Totalement sonnée, j’essaie d’assimiler cette vérité. Il poursuit,

— Il t’aime à en crever.

Je l’interromp en me levant. J’ai pas envie d’entendre ça.

— Si c’était vrai il ne m’aurait pas arracher le cœur, pour le piétiner par terre, avant de s’en aller sans un regard.

Il secoue à nouveau la tête.

— Justement Hailey. Il a eu peur, et surtout il se sent coupable pour ton kidnapping. Il pense que c’est de sa faute.

Incrédule, je m’assois lourdement. Les larmes dévalant sur mes joues. Je sens le parfum de Betty à côté et ses bras passent autour de ma taille. Je me blottis tout contre elle, me laissant aller au réconfort.

— Il a l’impression que tu te porteras mieux sans lui, finit-il.

Mon cœur se serre, comment peut il s’en vouloir pour tout ça. Ce n’est qu’un malheureux hasard si on a croisé ces salauds.

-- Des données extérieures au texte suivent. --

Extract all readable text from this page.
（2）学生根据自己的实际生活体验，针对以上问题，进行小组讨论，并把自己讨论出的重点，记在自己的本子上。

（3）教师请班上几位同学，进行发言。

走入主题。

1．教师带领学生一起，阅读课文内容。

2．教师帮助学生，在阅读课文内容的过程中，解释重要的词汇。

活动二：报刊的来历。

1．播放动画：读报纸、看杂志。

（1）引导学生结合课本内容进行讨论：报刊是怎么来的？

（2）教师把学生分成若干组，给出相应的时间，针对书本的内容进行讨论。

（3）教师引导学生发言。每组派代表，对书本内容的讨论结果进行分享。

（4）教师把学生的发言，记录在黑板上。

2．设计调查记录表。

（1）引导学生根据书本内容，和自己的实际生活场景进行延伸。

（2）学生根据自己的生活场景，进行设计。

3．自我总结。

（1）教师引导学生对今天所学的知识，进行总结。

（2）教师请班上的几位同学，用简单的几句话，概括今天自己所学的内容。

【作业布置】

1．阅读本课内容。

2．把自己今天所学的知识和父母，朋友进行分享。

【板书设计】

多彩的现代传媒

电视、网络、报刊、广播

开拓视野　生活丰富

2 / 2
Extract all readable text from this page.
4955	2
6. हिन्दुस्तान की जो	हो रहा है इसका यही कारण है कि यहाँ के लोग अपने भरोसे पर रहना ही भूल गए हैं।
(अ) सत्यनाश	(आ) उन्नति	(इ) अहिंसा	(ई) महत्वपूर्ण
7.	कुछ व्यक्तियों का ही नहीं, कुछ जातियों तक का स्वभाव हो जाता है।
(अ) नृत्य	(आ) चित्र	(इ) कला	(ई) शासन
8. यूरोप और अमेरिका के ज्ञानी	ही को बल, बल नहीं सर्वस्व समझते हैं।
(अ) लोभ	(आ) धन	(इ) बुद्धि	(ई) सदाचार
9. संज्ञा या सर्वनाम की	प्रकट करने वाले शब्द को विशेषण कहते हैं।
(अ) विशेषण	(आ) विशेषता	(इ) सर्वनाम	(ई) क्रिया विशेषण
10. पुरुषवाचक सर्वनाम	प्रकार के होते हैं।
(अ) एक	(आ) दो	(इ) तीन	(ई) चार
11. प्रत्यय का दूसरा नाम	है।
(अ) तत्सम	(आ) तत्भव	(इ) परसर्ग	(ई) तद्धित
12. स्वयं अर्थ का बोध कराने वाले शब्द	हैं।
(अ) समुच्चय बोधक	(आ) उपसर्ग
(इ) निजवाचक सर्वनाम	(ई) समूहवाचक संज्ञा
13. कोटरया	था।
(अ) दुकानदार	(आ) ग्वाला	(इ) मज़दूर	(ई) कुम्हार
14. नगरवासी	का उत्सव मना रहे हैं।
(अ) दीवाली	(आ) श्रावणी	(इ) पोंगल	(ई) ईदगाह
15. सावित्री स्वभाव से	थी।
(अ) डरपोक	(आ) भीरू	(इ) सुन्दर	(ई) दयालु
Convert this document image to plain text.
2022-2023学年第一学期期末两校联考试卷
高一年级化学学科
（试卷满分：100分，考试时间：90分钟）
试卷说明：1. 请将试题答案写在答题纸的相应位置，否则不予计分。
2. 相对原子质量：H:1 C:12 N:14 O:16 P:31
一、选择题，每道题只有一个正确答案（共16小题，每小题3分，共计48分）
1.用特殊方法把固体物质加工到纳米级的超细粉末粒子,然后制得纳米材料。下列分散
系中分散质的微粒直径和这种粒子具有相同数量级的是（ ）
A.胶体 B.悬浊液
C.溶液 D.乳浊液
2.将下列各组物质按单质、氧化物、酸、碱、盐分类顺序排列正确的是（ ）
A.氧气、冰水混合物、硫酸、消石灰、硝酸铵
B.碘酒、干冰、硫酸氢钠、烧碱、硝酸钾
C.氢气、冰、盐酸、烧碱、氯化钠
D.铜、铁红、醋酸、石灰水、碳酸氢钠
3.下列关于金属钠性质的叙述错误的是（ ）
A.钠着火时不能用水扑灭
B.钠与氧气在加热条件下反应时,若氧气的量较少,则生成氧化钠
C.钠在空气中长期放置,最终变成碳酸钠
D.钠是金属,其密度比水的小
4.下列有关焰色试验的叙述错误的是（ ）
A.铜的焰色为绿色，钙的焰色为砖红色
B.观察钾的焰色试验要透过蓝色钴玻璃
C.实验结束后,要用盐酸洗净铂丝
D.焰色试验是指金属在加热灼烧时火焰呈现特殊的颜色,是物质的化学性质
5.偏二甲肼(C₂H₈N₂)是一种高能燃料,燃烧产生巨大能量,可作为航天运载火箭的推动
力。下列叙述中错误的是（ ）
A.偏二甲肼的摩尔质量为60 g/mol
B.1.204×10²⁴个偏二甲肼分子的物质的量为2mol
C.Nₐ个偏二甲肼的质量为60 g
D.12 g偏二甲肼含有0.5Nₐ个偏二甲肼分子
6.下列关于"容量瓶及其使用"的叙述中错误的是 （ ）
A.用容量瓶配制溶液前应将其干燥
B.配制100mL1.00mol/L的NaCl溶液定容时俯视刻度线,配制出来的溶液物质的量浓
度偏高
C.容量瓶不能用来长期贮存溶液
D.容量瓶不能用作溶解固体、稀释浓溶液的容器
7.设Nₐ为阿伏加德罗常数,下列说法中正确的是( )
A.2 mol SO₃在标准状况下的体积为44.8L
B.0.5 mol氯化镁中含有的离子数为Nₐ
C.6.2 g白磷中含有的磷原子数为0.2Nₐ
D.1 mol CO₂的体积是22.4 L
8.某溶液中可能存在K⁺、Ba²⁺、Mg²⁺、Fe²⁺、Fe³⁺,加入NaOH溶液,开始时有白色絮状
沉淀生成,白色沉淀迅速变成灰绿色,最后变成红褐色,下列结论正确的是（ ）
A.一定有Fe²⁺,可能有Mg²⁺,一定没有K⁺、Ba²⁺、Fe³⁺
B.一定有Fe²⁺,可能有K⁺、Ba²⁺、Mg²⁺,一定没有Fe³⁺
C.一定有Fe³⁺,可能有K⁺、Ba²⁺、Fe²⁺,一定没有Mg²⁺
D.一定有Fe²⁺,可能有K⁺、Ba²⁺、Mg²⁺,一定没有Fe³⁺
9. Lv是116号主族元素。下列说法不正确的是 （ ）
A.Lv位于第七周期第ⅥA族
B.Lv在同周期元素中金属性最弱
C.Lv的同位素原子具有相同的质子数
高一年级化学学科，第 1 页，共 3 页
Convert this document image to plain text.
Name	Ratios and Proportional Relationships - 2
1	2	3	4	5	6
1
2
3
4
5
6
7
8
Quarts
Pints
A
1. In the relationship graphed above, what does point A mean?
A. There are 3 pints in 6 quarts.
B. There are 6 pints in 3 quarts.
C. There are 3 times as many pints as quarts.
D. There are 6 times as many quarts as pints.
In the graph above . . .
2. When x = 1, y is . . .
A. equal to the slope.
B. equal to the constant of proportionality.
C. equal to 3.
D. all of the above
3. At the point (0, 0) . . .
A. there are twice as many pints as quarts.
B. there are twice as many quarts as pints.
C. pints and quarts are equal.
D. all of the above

— Est-ce que tu peux me déposer chez lui ? lui demandé-je après quelques minutes de réflexion.

Je préviens ma mère de mes intentions, elle part rejoindre mon père au restaurant. Le couple à l’avant discute d’un film sortit au cinéma, mais perdue dans mes pensées, je n’écoute pas. Je dois voir Alec pour mettre les choses au point. La vie est vraiment trop courte et semée d’embûches pour ne pas la vivre à pleines dents. Je sors de ma réflexion lorsque la voiture s’arrête complètement. Et quand je remarque que nous sommes garés, je comprend que nous sommes arrivés.

— Est-ce que tu veux qu’on t’accompagne ? me questionne mon amie.

— Non ça va aller Betty. Si jamais j'ai besoin de rentrer, je prendrai un taxi.

Elle acquiesce de la tête.

— C’est l'immeuble 693, au quatrième étage. La porte de droite.

J'acquiesce et sort de la voiture.

Je rentre dans le bâtiment et attend l’ascenseur. Une femme brune en sort avant que je ne m’y engouffre. J’appuie sur le bouton du quatrième étage. Les portes se referment, mais une main manucurée apparaît au dernier moment entre les deux portes pour les empêcher de se fermer.

Celles-ci s’ouvrent sur la jeune femme qui vient d’en sortir. Elle me détaille de ses yeux légèrement rougis, son regard acéré.

C’est quoi son problème à elle ?

— Hailey c’est ça ? Me questionne-t-elle.

Surprise, j’écarquille les yeux.

— Oui, on se connaît ?

— Non mais moi je te connais bien. Alec m’a beaucoup parlé de toi.

Je ne sais pas pourquoi, mais sa façon de me regarder ne me plaît pas vraiment. Elle semble malsaine.

— Oh et tu es ? continué-je, méfiante.

— Kate, sa fiancée et mère de son futur enfant. Si tu es venu le voir, il est en train de dormir, on a eu une nuit agitée si tu vois ce que je veux dire, dit-elle en ricanant.

Quoi ? Mais c’est quoi encore cette merde ? Wyatt ne m’aurait pas dit tout ça s’il était avec quelqu’un, non ?

Ecœurée, je sors de cette cage et m’enfuie à toute jambe. La bile remonte dans ma gorge et je me vide à quelques ruelles de là. L’envie de trouver une dose de coke me prend aux tripes et je me dirige seule et anéantie dans les quartiers malfamés de Portland.